Aku masih selalu tidak percaya, Rena yang sangat baik, taat beribadah, dan memiliki banyak keberuntungan itu mau menerimaku untuk menjadi sahabatnya.

Di sela-sela tegukanku, aku mengumpat sekuat tenaga. Berharap rasa kesal kepada dunia bisa sembuh saat itu juga.

Ibu, ayah, si pelakor, dan laki-laki penghianat itu, kenapa mereka harus ada di hidupku.

Masih teralu pagi untuk aku menjadi seorang pecundang yang penuh dosa.

Mungkin aku hanya butuh tidur untuk mendapatkan tenang.

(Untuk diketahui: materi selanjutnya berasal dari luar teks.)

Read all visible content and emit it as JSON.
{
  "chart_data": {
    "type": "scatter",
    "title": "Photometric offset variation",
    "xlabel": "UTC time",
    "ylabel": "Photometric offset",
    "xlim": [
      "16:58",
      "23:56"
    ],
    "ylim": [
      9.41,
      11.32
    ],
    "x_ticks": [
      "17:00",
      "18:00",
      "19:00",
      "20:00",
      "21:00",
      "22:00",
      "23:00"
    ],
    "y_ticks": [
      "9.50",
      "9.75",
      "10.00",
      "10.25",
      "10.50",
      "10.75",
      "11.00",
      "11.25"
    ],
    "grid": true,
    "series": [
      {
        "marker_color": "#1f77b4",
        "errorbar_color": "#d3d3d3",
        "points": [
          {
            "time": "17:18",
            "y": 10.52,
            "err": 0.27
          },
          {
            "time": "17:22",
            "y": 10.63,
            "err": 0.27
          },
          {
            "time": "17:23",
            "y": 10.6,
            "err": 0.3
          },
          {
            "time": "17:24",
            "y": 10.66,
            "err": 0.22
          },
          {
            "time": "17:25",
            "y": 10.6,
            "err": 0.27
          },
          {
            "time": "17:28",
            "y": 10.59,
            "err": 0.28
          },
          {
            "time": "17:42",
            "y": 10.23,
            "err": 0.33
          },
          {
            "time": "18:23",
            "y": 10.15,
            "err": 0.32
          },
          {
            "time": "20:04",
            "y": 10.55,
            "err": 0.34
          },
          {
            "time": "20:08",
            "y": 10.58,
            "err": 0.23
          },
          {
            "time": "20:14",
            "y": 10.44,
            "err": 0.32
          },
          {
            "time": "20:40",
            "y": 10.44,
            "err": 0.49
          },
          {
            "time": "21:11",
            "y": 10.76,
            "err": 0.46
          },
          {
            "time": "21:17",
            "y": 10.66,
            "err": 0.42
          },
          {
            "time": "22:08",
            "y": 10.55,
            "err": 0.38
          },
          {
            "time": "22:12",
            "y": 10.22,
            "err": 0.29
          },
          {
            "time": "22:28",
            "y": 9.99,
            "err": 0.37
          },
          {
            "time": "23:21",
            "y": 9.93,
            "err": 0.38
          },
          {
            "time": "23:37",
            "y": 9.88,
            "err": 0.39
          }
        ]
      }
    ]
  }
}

Rena menyiapkan makanan dan teh hangat untukku. “Makanlah, setelah itu istirahat. Bukannya mendapatkan uang, kamu malah menghabiskan uangmu untuk arak dan tembakau yang merusak tubuhmu itu. Kau pikir ibumu akan senang?” gerutu Rena sambil menggambar orderan dari koleganya.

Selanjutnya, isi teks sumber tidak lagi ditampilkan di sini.